Please know, if I fail you yet again, that I also do this for you. I can no longer justify running and hiding. I must make a stand.

My only consolation in this long, dark life has been my love for you both. You and the music have saved me. When we sing and play, I feel the love of Ezekiel around us. That sustained me for many years.

But now, I must step boldly into the shadows and meet my fate. If I succeed, we will be free. If I fail, you must continue the fight without me.

Love always,

Mother

Going back in time was messy. Especially when it revealed how others perceived you. Kat read all the letters, not only the final letter meant for her eyes. Her mother’s words to Ezekiel, the daemon she’d loved, described her daughter as quiet, withdrawn, guarded and always alone. Her cello was her only friend.

It hurt.

But she’d come to l’Opéra Severne to help Victoria in spite of those things. She was stronger than her mother had known. The true revelation was about her mother’s tragic past.

She’d loved a daemon, and she’d been forced to let him go. Their father had been one of the monks in the Order of Samuel, but their mother had never loved him. She’d been forced to marry him. Forced to have children the Order could use. She worried that one day they’d be forced to do the same. Ezekiel, in his letters, had promised to rain hell’s fire on the Order’s heads if they tried to hurt them.

They’d been loved.

In the great darkness of Anne’s life, having children to resist the Order by her side had been a comfort to her. Time and again she spoke of her love for them in spite of everything.

They had never known.

They’d been told their father had died fighting a daemon to protect their mother. She told a different tale. About how her true love had tried to save her and how he’d killed their father when he wouldn’t let them go.

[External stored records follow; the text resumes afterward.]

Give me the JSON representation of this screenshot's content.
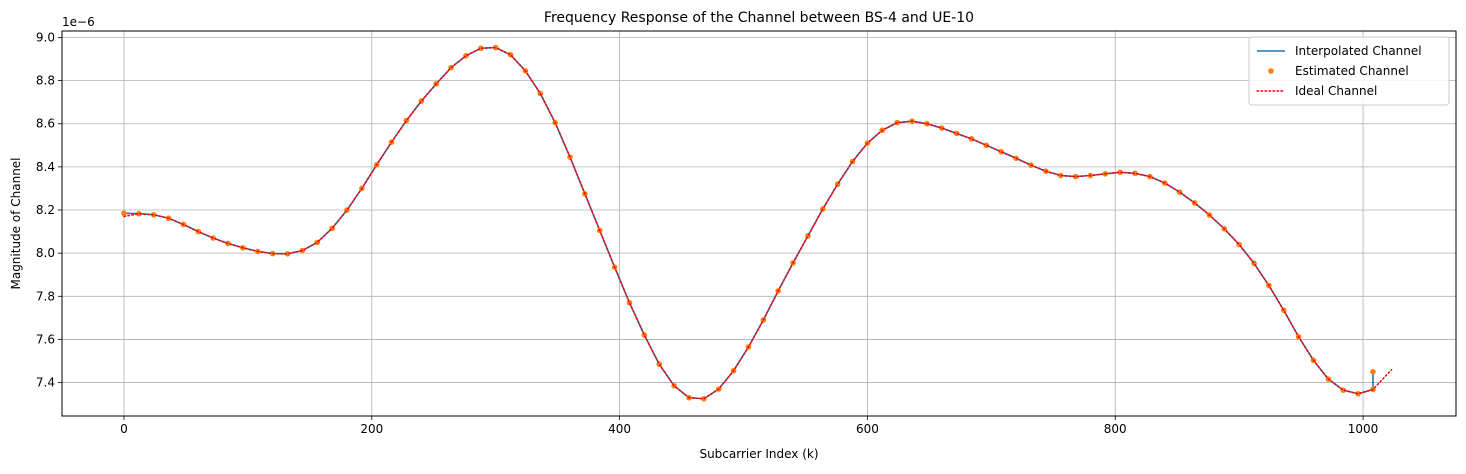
{
  "chart_data": {
    "type": "line",
    "title": "Frequency Response of the Channel between BS-4 and UE-10",
    "xlabel": "Subcarrier Index (k)",
    "ylabel": "Magnitude of Channel",
    "y_offset_label": "1e−6",
    "xlim": [
      -50,
      1075
    ],
    "ylim": [
      7.245,
      9.03
    ],
    "x_ticks": [
      0,
      200,
      400,
      600,
      800,
      1000
    ],
    "x_tick_labels": [
      "0",
      "200",
      "400",
      "600",
      "800",
      "1000"
    ],
    "y_ticks": [
      7.4,
      7.6,
      7.8,
      8.0,
      8.2,
      8.4,
      8.6,
      8.8,
      9.0
    ],
    "y_tick_labels": [
      "7.4",
      "7.6",
      "7.8",
      "8.0",
      "8.2",
      "8.4",
      "8.6",
      "8.8",
      "9.0"
    ],
    "grid": true,
    "legend_position": "top-right",
    "series": [
      {
        "name": "Interpolated Channel",
        "style": "solid",
        "color": "#1f77b4",
        "x": [
          0,
          12,
          24,
          36,
          48,
          60,
          72,
          84,
          96,
          108,
          120,
          132,
          144,
          156,
          168,
          180,
          192,
          204,
          216,
          228,
          240,
          252,
          264,
          276,
          288,
          300,
          312,
          324,
          336,
          348,
          360,
          372,
          384,
          396,
          408,
          420,
          432,
          444,
          456,
          468,
          480,
          492,
          504,
          516,
          528,
          540,
          552,
          564,
          576,
          588,
          600,
          612,
          624,
          636,
          648,
          660,
          672,
          684,
          696,
          708,
          720,
          732,
          744,
          756,
          768,
          780,
          792,
          804,
          816,
          828,
          840,
          852,
          864,
          876,
          888,
          900,
          912,
          924,
          936,
          948,
          960,
          972,
          984,
          996,
          1008,
          1008
        ],
        "y": [
          8.185,
          8.183,
          8.178,
          8.162,
          8.133,
          8.1,
          8.07,
          8.045,
          8.025,
          8.008,
          7.998,
          7.997,
          8.012,
          8.05,
          8.115,
          8.2,
          8.3,
          8.41,
          8.515,
          8.615,
          8.705,
          8.785,
          8.86,
          8.915,
          8.95,
          8.953,
          8.92,
          8.845,
          8.74,
          8.605,
          8.445,
          8.275,
          8.105,
          7.935,
          7.77,
          7.62,
          7.485,
          7.385,
          7.33,
          7.325,
          7.37,
          7.455,
          7.565,
          7.69,
          7.825,
          7.955,
          8.08,
          8.205,
          8.32,
          8.425,
          8.51,
          8.57,
          8.605,
          8.612,
          8.6,
          8.58,
          8.555,
          8.53,
          8.5,
          8.47,
          8.44,
          8.408,
          8.38,
          8.36,
          8.355,
          8.36,
          8.368,
          8.375,
          8.37,
          8.355,
          8.325,
          8.283,
          8.233,
          8.177,
          8.113,
          8.04,
          7.953,
          7.85,
          7.735,
          7.612,
          7.503,
          7.416,
          7.365,
          7.348,
          7.368,
          7.45
        ]
      },
      {
        "name": "Estimated Channel",
        "style": "markers",
        "color": "#ff7f0e",
        "x": [
          0,
          12,
          24,
          36,
          48,
          60,
          72,
          84,
          96,
          108,
          120,
          132,
          144,
          156,
          168,
          180,
          192,
          204,
          216,
          228,
          240,
          252,
          264,
          276,
          288,
          300,
          312,
          324,
          336,
          348,
          360,
          372,
          384,
          396,
          408,
          420,
          432,
          444,
          456,
          468,
          480,
          492,
          504,
          516,
          528,
          540,
          552,
          564,
          576,
          588,
          600,
          612,
          624,
          636,
          648,
          660,
          672,
          684,
          696,
          708,
          720,
          732,
          744,
          756,
          768,
          780,
          792,
          804,
          816,
          828,
          840,
          852,
          864,
          876,
          888,
          900,
          912,
          924,
          936,
          948,
          960,
          972,
          984,
          996,
          1008,
          1008
        ],
        "y": [
          8.185,
          8.183,
          8.178,
          8.162,
          8.133,
          8.1,
          8.07,
          8.045,
          8.025,
          8.008,
          7.998,
          7.997,
          8.012,
          8.05,
          8.115,
          8.2,
          8.3,
          8.41,
          8.515,
          8.615,
          8.705,
          8.785,
          8.86,
          8.915,
          8.95,
          8.953,
          8.92,
          8.845,
          8.74,
          8.605,
          8.445,
          8.275,
          8.105,
          7.935,
          7.77,
          7.62,
          7.485,
          7.385,
          7.33,
          7.325,
          7.37,
          7.455,
          7.565,
          7.69,
          7.825,
          7.955,
          8.08,
          8.205,
          8.32,
          8.425,
          8.51,
          8.57,
          8.605,
          8.612,
          8.6,
          8.58,
          8.555,
          8.53,
          8.5,
          8.47,
          8.44,
          8.408,
          8.38,
          8.36,
          8.355,
          8.36,
          8.368,
          8.375,
          8.37,
          8.355,
          8.325,
          8.283,
          8.233,
          8.177,
          8.113,
          8.04,
          7.953,
          7.85,
          7.735,
          7.612,
          7.503,
          7.416,
          7.365,
          7.348,
          7.368,
          7.45
        ]
      },
      {
        "name": "Ideal Channel",
        "style": "dotted",
        "color": "#ff0000",
        "x": [
          0,
          12,
          24,
          36,
          48,
          60,
          72,
          84,
          96,
          108,
          120,
          132,
          144,
          156,
          168,
          180,
          192,
          204,
          216,
          228,
          240,
          252,
          264,
          276,
          288,
          300,
          312,
          324,
          336,
          348,
          360,
          372,
          384,
          396,
          408,
          420,
          432,
          444,
          456,
          468,
          480,
          492,
          504,
          516,
          528,
          540,
          552,
          564,
          576,
          588,
          600,
          612,
          624,
          636,
          648,
          660,
          672,
          684,
          696,
          708,
          720,
          732,
          744,
          756,
          768,
          780,
          792,
          804,
          816,
          828,
          840,
          852,
          864,
          876,
          888,
          900,
          912,
          924,
          936,
          948,
          960,
          972,
          984,
          996,
          1008,
          1023
        ],
        "y": [
          8.17,
          8.183,
          8.178,
          8.162,
          8.133,
          8.1,
          8.07,
          8.045,
          8.025,
          8.008,
          7.998,
          7.997,
          8.012,
          8.05,
          8.115,
          8.2,
          8.3,
          8.41,
          8.515,
          8.615,
          8.705,
          8.785,
          8.86,
          8.915,
          8.95,
          8.953,
          8.92,
          8.845,
          8.74,
          8.605,
          8.445,
          8.275,
          8.105,
          7.935,
          7.77,
          7.62,
          7.485,
          7.385,
          7.33,
          7.325,
          7.37,
          7.455,
          7.565,
          7.69,
          7.825,
          7.955,
          8.08,
          8.205,
          8.32,
          8.425,
          8.51,
          8.57,
          8.605,
          8.612,
          8.6,
          8.58,
          8.555,
          8.53,
          8.5,
          8.47,
          8.44,
          8.408,
          8.38,
          8.36,
          8.355,
          8.36,
          8.368,
          8.375,
          8.37,
          8.355,
          8.325,
          8.283,
          8.233,
          8.177,
          8.113,
          8.04,
          7.953,
          7.85,
          7.735,
          7.612,
          7.503,
          7.416,
          7.365,
          7.348,
          7.368,
          7.46
        ]
      }
    ]
  }
}
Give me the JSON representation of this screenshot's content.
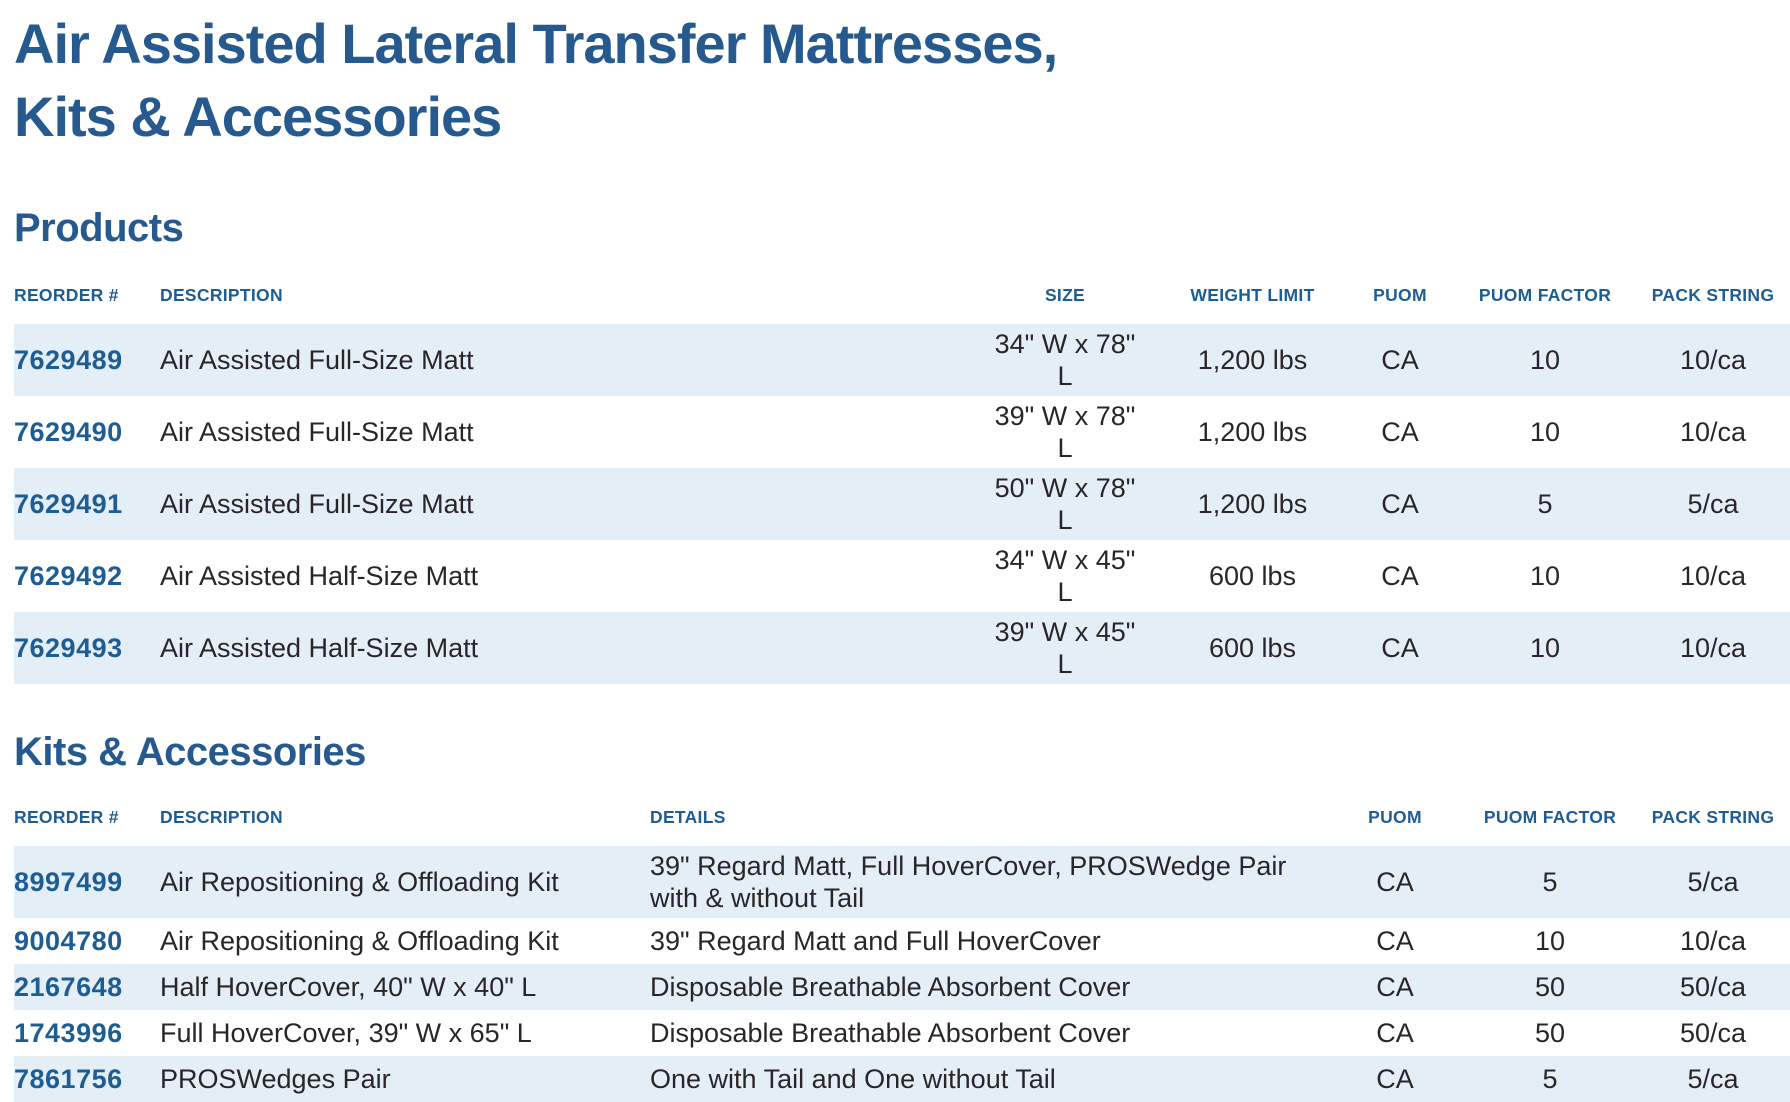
{
  "page": {
    "title_line1": "Air Assisted Lateral Transfer Mattresses,",
    "title_line2": "Kits & Accessories"
  },
  "colors": {
    "heading_blue": "#265a8f",
    "table_header_blue": "#1e5c94",
    "row_alt_background": "#e4eef6",
    "body_text": "#2a2627"
  },
  "products": {
    "heading": "Products",
    "columns": [
      "REORDER #",
      "DESCRIPTION",
      "SIZE",
      "WEIGHT LIMIT",
      "PUOM",
      "PUOM FACTOR",
      "PACK STRING"
    ],
    "rows": [
      {
        "reorder": "7629489",
        "description": "Air Assisted Full-Size Matt",
        "size": "34\" W x 78\" L",
        "weight_limit": "1,200 lbs",
        "puom": "CA",
        "puom_factor": "10",
        "pack_string": "10/ca"
      },
      {
        "reorder": "7629490",
        "description": "Air Assisted Full-Size Matt",
        "size": "39\" W x 78\" L",
        "weight_limit": "1,200 lbs",
        "puom": "CA",
        "puom_factor": "10",
        "pack_string": "10/ca"
      },
      {
        "reorder": "7629491",
        "description": "Air Assisted Full-Size Matt",
        "size": "50\" W x 78\" L",
        "weight_limit": "1,200 lbs",
        "puom": "CA",
        "puom_factor": "5",
        "pack_string": "5/ca"
      },
      {
        "reorder": "7629492",
        "description": "Air Assisted Half-Size Matt",
        "size": "34\" W x 45\" L",
        "weight_limit": "600 lbs",
        "puom": "CA",
        "puom_factor": "10",
        "pack_string": "10/ca"
      },
      {
        "reorder": "7629493",
        "description": "Air Assisted Half-Size Matt",
        "size": "39\" W x 45\" L",
        "weight_limit": "600 lbs",
        "puom": "CA",
        "puom_factor": "10",
        "pack_string": "10/ca"
      }
    ]
  },
  "kits": {
    "heading": "Kits & Accessories",
    "columns": [
      "REORDER #",
      "DESCRIPTION",
      "DETAILS",
      "PUOM",
      "PUOM FACTOR",
      "PACK STRING"
    ],
    "rows": [
      {
        "reorder": "8997499",
        "description": "Air Repositioning & Offloading Kit",
        "details": "39\" Regard Matt, Full HoverCover, PROSWedge Pair with & without Tail",
        "puom": "CA",
        "puom_factor": "5",
        "pack_string": "5/ca"
      },
      {
        "reorder": "9004780",
        "description": "Air Repositioning & Offloading Kit",
        "details": "39\" Regard Matt and Full HoverCover",
        "puom": "CA",
        "puom_factor": "10",
        "pack_string": "10/ca"
      },
      {
        "reorder": "2167648",
        "description": "Half HoverCover, 40\" W x 40\" L",
        "details": "Disposable Breathable Absorbent Cover",
        "puom": "CA",
        "puom_factor": "50",
        "pack_string": "50/ca"
      },
      {
        "reorder": "1743996",
        "description": "Full HoverCover, 39\" W x 65\" L",
        "details": "Disposable Breathable Absorbent Cover",
        "puom": "CA",
        "puom_factor": "50",
        "pack_string": "50/ca"
      },
      {
        "reorder": "7861756",
        "description": "PROSWedges Pair",
        "details": "One with Tail and One without Tail",
        "puom": "CA",
        "puom_factor": "5",
        "pack_string": "5/ca"
      }
    ]
  }
}
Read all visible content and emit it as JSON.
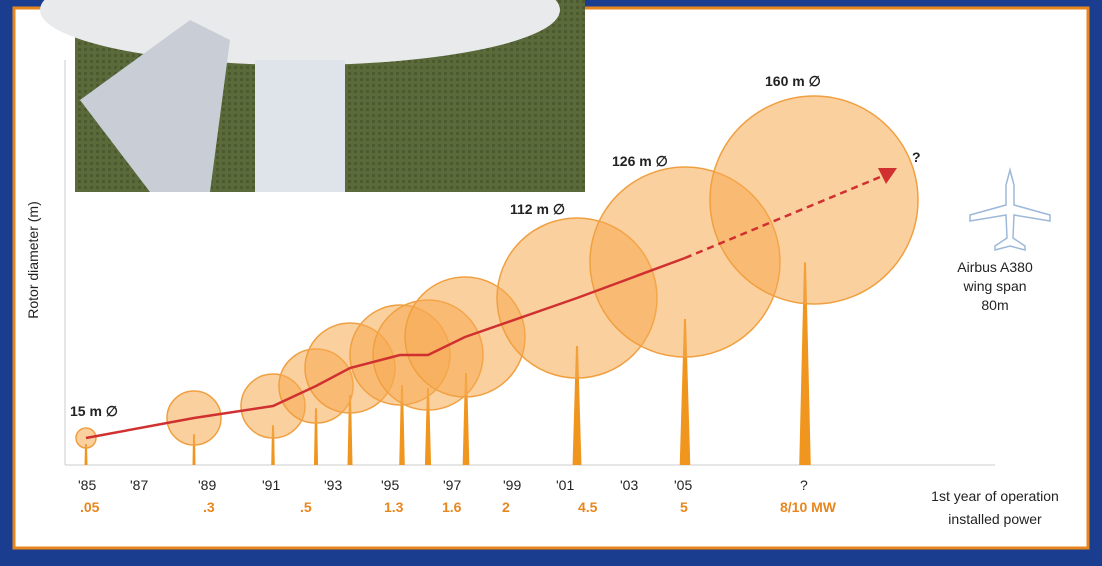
{
  "axis_label": "Rotor diameter (m)",
  "years": [
    "'85",
    "'87",
    "'89",
    "'91",
    "'93",
    "'95",
    "'97",
    "'99",
    "'01",
    "'03",
    "'05",
    "?"
  ],
  "powers": [
    ".05",
    ".3",
    ".5",
    "1.3",
    "1.6",
    "2",
    "4.5",
    "5",
    "8/10 MW"
  ],
  "diameter_labels": [
    "15 m ∅",
    "112 m ∅",
    "126 m ∅",
    "160 m ∅"
  ],
  "future_mark": "?",
  "comparison": [
    "Airbus A380",
    "wing span",
    "80m"
  ],
  "legend": [
    "1st year of operation",
    "installed power"
  ]
}
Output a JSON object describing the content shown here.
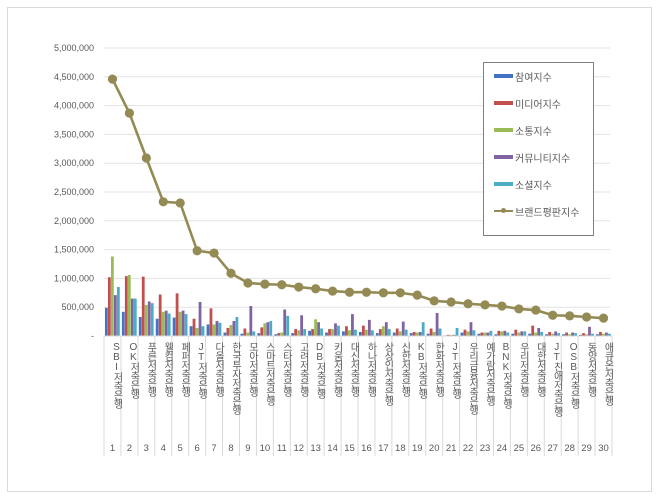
{
  "chart_data": {
    "type": "bar+line",
    "title": "",
    "xlabel": "",
    "ylabel": "",
    "ylim": [
      0,
      5000000
    ],
    "yticks": [
      "-",
      "500,000",
      "1,000,000",
      "1,500,000",
      "2,000,000",
      "2,500,000",
      "3,000,000",
      "3,500,000",
      "4,000,000",
      "4,500,000",
      "5,000,000"
    ],
    "grid": true,
    "legend_position": "right-inside",
    "rank_labels": [
      "1",
      "2",
      "3",
      "4",
      "5",
      "6",
      "7",
      "8",
      "9",
      "10",
      "11",
      "12",
      "13",
      "14",
      "15",
      "16",
      "17",
      "18",
      "19",
      "20",
      "21",
      "22",
      "23",
      "24",
      "25",
      "26",
      "27",
      "28",
      "29",
      "30"
    ],
    "categories": [
      "SBI저축은행",
      "OK저축은행",
      "푸른저축은행",
      "웰컴저축은행",
      "페퍼저축은행",
      "JT저축은행",
      "다올저축은행",
      "한국투자저축은행",
      "모아저축은행",
      "스마트저축은행",
      "스타저축은행",
      "고려저축은행",
      "DB저축은행",
      "키움저축은행",
      "대신저축은행",
      "하나저축은행",
      "상상인저축은행",
      "신한저축은행",
      "KB저축은행",
      "한화저축은행",
      "JT저축은행",
      "우리금융저축은행",
      "예가람저축은행",
      "BNK저축은행",
      "우리저축은행",
      "대한저축은행",
      "JT친애저축은행",
      "OSB저축은행",
      "동양저축은행",
      "애큐온저축은행"
    ],
    "series": [
      {
        "name": "참여지수",
        "type": "bar",
        "color": "#4472c4",
        "values": [
          490000,
          420000,
          330000,
          300000,
          320000,
          170000,
          200000,
          60000,
          40000,
          50000,
          30000,
          50000,
          90000,
          60000,
          80000,
          70000,
          50000,
          60000,
          50000,
          40000,
          10000,
          60000,
          40000,
          30000,
          40000,
          40000,
          30000,
          30000,
          20000,
          30000
        ]
      },
      {
        "name": "미디어지수",
        "type": "bar",
        "color": "#c0504d",
        "values": [
          1020000,
          1040000,
          1030000,
          720000,
          740000,
          300000,
          480000,
          140000,
          130000,
          150000,
          50000,
          120000,
          120000,
          120000,
          170000,
          180000,
          120000,
          130000,
          70000,
          130000,
          20000,
          110000,
          60000,
          90000,
          110000,
          180000,
          70000,
          60000,
          50000,
          70000
        ]
      },
      {
        "name": "소통지수",
        "type": "bar",
        "color": "#9bbb59",
        "values": [
          1380000,
          1060000,
          540000,
          420000,
          420000,
          140000,
          200000,
          190000,
          60000,
          220000,
          60000,
          100000,
          290000,
          120000,
          100000,
          110000,
          170000,
          80000,
          60000,
          70000,
          20000,
          80000,
          60000,
          80000,
          60000,
          60000,
          40000,
          30000,
          30000,
          40000
        ]
      },
      {
        "name": "커뮤니티지수",
        "type": "bar",
        "color": "#8064a2",
        "values": [
          710000,
          650000,
          600000,
          440000,
          440000,
          590000,
          260000,
          260000,
          520000,
          240000,
          460000,
          360000,
          240000,
          220000,
          380000,
          280000,
          240000,
          250000,
          70000,
          400000,
          20000,
          240000,
          60000,
          90000,
          80000,
          140000,
          80000,
          60000,
          160000,
          60000
        ]
      },
      {
        "name": "소셜지수",
        "type": "bar",
        "color": "#4bacc6",
        "values": [
          850000,
          650000,
          570000,
          390000,
          380000,
          170000,
          230000,
          330000,
          80000,
          260000,
          350000,
          120000,
          130000,
          180000,
          110000,
          100000,
          120000,
          110000,
          240000,
          130000,
          140000,
          100000,
          90000,
          60000,
          80000,
          70000,
          50000,
          50000,
          40000,
          40000
        ]
      },
      {
        "name": "브랜드평판지수",
        "type": "line",
        "color": "#948a54",
        "values": [
          4460000,
          3870000,
          3090000,
          2330000,
          2310000,
          1480000,
          1440000,
          1090000,
          920000,
          900000,
          890000,
          850000,
          820000,
          780000,
          760000,
          760000,
          750000,
          750000,
          710000,
          610000,
          590000,
          560000,
          540000,
          520000,
          470000,
          450000,
          360000,
          350000,
          330000,
          310000
        ]
      }
    ]
  },
  "legend": {
    "items": [
      {
        "label": "참여지수",
        "color": "#4472c4",
        "kind": "bar"
      },
      {
        "label": "미디어지수",
        "color": "#c0504d",
        "kind": "bar"
      },
      {
        "label": "소통지수",
        "color": "#9bbb59",
        "kind": "bar"
      },
      {
        "label": "커뮤니티지수",
        "color": "#8064a2",
        "kind": "bar"
      },
      {
        "label": "소셜지수",
        "color": "#4bacc6",
        "kind": "bar"
      },
      {
        "label": "브랜드평판지수",
        "color": "#948a54",
        "kind": "line"
      }
    ]
  }
}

Reynard had told them the same daemon had killed their mother, but her last letter revealed that she was going to try to save the love of her life from Reynard and that the obsessed priest might kill her if she got in his way.

What had Victoria thought of the letters? Had discovering Reynard’s betrayal frightened her into hiding? Had their mother succeeded in saving the daemon she loved?

The letters raised more questions than they answered, but they also revealed that Anne D’Arcy was braver than Katherine had ever imagined. She prayed that they had that in common.